While he's still a free safety on paper, Fitzpatrick said he's willing to move wherever his coaches ask to be most effective. He lined up at free safety for 795 snaps last year. After that, he spent 41 snaps in the slot.

"I've moved around a lot in the past," Fitzpatrick said. "I just like going out there and making plays and being where I need to be. Last year where I needed to be was in the middle of the field and in the half. It worked out fine and this season, we're going to keep doing what we need to do to win games. If that's corner, linebacker, whatever it may be, that's what I'm going to do."

Fitzpatrick's addition supplemented the already stout defense in Pittsburgh, one that largely remains unchanged entering the 2020 season.
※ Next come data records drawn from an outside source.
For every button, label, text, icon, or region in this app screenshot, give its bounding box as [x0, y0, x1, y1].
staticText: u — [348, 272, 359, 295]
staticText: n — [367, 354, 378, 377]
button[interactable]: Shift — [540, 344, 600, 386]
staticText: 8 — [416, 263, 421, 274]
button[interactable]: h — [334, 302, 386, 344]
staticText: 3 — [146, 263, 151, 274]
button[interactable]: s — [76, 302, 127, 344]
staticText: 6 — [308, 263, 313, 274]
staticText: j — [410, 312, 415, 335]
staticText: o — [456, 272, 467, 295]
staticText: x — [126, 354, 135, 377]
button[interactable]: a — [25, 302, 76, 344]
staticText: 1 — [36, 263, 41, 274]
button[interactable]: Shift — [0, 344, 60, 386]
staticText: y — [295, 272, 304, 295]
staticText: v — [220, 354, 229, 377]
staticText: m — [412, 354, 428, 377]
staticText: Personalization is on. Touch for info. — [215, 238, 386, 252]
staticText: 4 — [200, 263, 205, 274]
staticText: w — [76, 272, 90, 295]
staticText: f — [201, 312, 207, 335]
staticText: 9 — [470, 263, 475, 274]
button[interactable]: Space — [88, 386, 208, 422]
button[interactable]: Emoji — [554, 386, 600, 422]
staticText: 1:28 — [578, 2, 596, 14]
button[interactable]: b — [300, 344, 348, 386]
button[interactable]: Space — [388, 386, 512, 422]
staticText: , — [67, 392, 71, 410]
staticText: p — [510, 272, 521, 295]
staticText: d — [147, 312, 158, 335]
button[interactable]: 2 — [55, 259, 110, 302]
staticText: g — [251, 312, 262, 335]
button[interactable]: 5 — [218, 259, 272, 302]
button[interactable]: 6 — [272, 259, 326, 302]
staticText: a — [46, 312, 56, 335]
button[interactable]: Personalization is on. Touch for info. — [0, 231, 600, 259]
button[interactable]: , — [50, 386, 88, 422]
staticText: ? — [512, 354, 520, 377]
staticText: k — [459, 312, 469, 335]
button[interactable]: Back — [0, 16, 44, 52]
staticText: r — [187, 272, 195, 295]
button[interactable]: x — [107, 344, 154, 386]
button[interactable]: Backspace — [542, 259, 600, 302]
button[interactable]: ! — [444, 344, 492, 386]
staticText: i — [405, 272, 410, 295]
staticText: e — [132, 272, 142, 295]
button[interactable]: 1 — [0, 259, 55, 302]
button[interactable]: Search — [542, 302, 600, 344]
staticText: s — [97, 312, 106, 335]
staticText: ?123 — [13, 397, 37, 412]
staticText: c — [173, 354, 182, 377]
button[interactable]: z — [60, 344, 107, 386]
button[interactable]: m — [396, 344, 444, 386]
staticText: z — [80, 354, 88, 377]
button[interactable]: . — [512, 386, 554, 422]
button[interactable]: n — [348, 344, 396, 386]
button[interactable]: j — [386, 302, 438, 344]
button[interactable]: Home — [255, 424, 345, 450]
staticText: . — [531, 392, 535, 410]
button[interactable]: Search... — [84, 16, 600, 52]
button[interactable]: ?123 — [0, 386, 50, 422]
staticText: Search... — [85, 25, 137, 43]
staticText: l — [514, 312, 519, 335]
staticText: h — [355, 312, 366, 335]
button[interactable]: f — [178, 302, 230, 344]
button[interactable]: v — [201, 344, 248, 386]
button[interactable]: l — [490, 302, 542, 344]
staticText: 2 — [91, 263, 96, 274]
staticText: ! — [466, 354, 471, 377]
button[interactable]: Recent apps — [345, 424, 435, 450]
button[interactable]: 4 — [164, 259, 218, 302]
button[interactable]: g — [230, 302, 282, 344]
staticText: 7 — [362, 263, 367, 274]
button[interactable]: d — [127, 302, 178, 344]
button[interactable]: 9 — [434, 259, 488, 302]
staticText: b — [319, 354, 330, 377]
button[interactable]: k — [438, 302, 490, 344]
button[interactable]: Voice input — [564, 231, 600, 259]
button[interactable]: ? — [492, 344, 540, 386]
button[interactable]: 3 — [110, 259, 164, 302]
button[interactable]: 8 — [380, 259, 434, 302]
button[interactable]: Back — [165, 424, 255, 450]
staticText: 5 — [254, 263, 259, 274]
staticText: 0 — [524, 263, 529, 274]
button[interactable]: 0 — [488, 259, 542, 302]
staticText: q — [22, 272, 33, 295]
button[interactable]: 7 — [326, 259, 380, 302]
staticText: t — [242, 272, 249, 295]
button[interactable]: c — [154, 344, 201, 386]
The Steelers return 84% of their defensive snaps from 2019 -- good for fourth-most in the league behind the 49ers, Buccaneers and Chiefs. That's a pretty significant benefit in a time when teams are prevented from gathering in person for OTAs and workouts because of the coronavirus pandemic.

"We have some young faces and new faces, [but] some teams, half their roster, half their secondary or half their linebackers are gone," Fitzpatrick said. "[A shortened preseason and offseason] will definitely give us an advantage because we all have a year [together] under our belt or more than that. I think it's more of an advantage."